Could agreement on EMU rules by the EU's finance ministers be matched by accord on necessary structural reforms by it foreign ministers, who began their two-day meeting in Noordwijk yesterday? That question will not be answered until late today, or even later tonight. But analysts were not optimistic.

One critical question, the size -- that is, number of commissioners -- in the Executive Commission of an enlarged Union was the subject of two days of wrangling in Noordwijk, and apparently no agreement, among large and small EU member states. Other tough questions, such as possible majority rather than consensual voting on foreign-policy and defense questions, remain unresolved as well.

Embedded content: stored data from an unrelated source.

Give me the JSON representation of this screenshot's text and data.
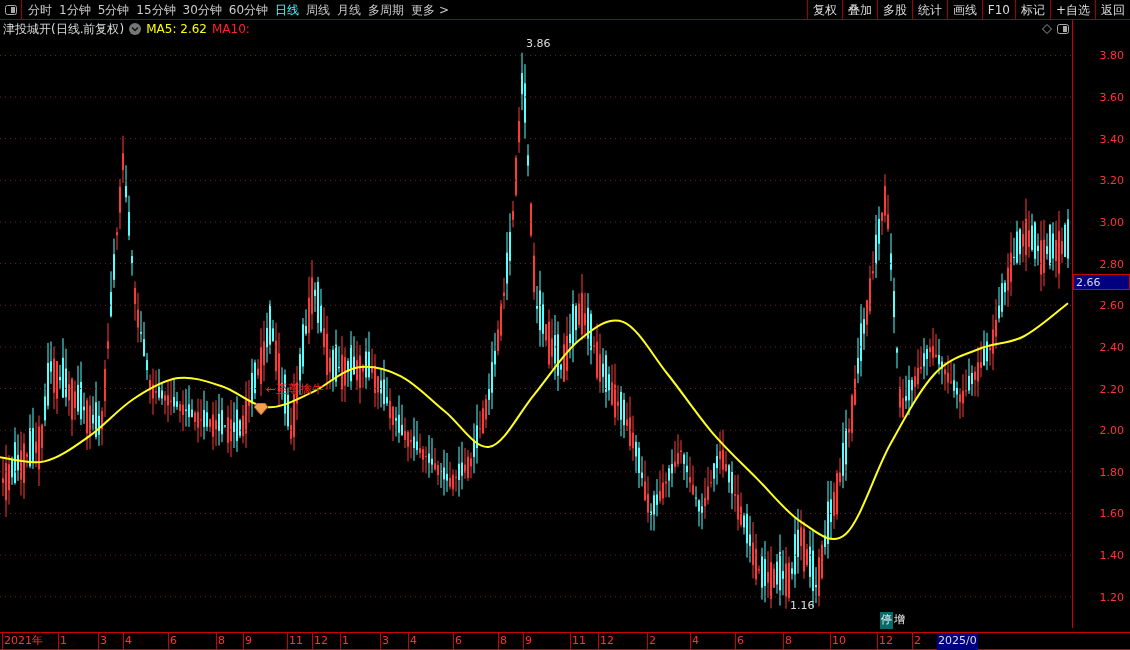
{
  "toolbar": {
    "periods": [
      {
        "label": "分时",
        "selected": false
      },
      {
        "label": "1分钟",
        "selected": false
      },
      {
        "label": "5分钟",
        "selected": false
      },
      {
        "label": "15分钟",
        "selected": false
      },
      {
        "label": "30分钟",
        "selected": false
      },
      {
        "label": "60分钟",
        "selected": false
      },
      {
        "label": "日线",
        "selected": true
      },
      {
        "label": "周线",
        "selected": false
      },
      {
        "label": "月线",
        "selected": false
      },
      {
        "label": "多周期",
        "selected": false
      },
      {
        "label": "更多 >",
        "selected": false
      }
    ],
    "actions": [
      "复权",
      "叠加",
      "多股",
      "统计",
      "画线",
      "F10",
      "标记",
      "+自选",
      "返回"
    ]
  },
  "legend": {
    "title": "津投城开(日线.前复权)",
    "ma5": "MA5: 2.62",
    "ma10": "MA10:"
  },
  "chart": {
    "high_label": "3.86",
    "low_label": "1.16",
    "signal_label": "←至尊擒牛",
    "event_tags": [
      "停",
      "增"
    ],
    "current_price": "2.66",
    "chart_data": {
      "type": "line",
      "ylim": [
        1.05,
        3.97
      ],
      "grid": true,
      "yticks": [
        {
          "value": 3.8,
          "label": "3.80"
        },
        {
          "value": 3.6,
          "label": "3.60"
        },
        {
          "value": 3.4,
          "label": "3.40"
        },
        {
          "value": 3.2,
          "label": "3.20"
        },
        {
          "value": 3.0,
          "label": "3.00"
        },
        {
          "value": 2.8,
          "label": "2.80"
        },
        {
          "value": 2.6,
          "label": "2.60"
        },
        {
          "value": 2.4,
          "label": "2.40"
        },
        {
          "value": 2.2,
          "label": "2.20"
        },
        {
          "value": 2.0,
          "label": "2.00"
        },
        {
          "value": 1.8,
          "label": "1.80"
        },
        {
          "value": 1.6,
          "label": "1.60"
        },
        {
          "value": 1.4,
          "label": "1.40"
        },
        {
          "value": 1.2,
          "label": "1.20"
        }
      ],
      "series": [
        {
          "color": "#ffff20",
          "values": [
            1.87,
            1.85,
            1.97,
            2.15,
            2.25,
            2.21,
            2.11,
            2.18,
            2.3,
            2.26,
            2.09,
            1.92,
            2.17,
            2.43,
            2.52,
            2.27,
            1.99,
            1.77,
            1.56,
            1.5,
            1.93,
            2.27,
            2.39,
            2.45,
            2.61
          ]
        }
      ]
    }
  },
  "time_axis": [
    "2021年",
    "1",
    "3",
    "4",
    "6",
    "8",
    "9",
    "11",
    "12",
    "1",
    "3",
    "4",
    "6",
    "8",
    "9",
    "11",
    "12",
    "2",
    "4",
    "6",
    "8",
    "10",
    "12",
    "2",
    "2025/0"
  ]
}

Officials and analysts agree that little progress on these and other crucial EU reform questions can be made before Britain's May 1 general elections, which are widely seen as likely to install a Labor government after 16 years of conservative rule. Their reasoning is that a Britain governed by Labor leader Tony Blair would be less concerned about its independence and more apt to make compromises on critical sovereignty questions than one ruled by Tory John Major.

Because this has become accepted wisdom for many in Brussels -- although by no means in London or in some other West European capitals -- there is now more and more talk at EU headquarters about a special summit meeting on institutional reforms. That get-together would take place at the end of next month, barely four weeks after the British elections. Its purpose would be to prepare the way for a triumphal, and already scheduled, summit a fortnight later in Amsterdam that will effectively end the current EU Dutch presidency.

The same officials and analysts say, however, that an EU triumph at Amsterdam is far from certain. Many say that, given the Union's current disunity, it is not even likely. All agree that the time to break out the champagne has certainly not yet arrived.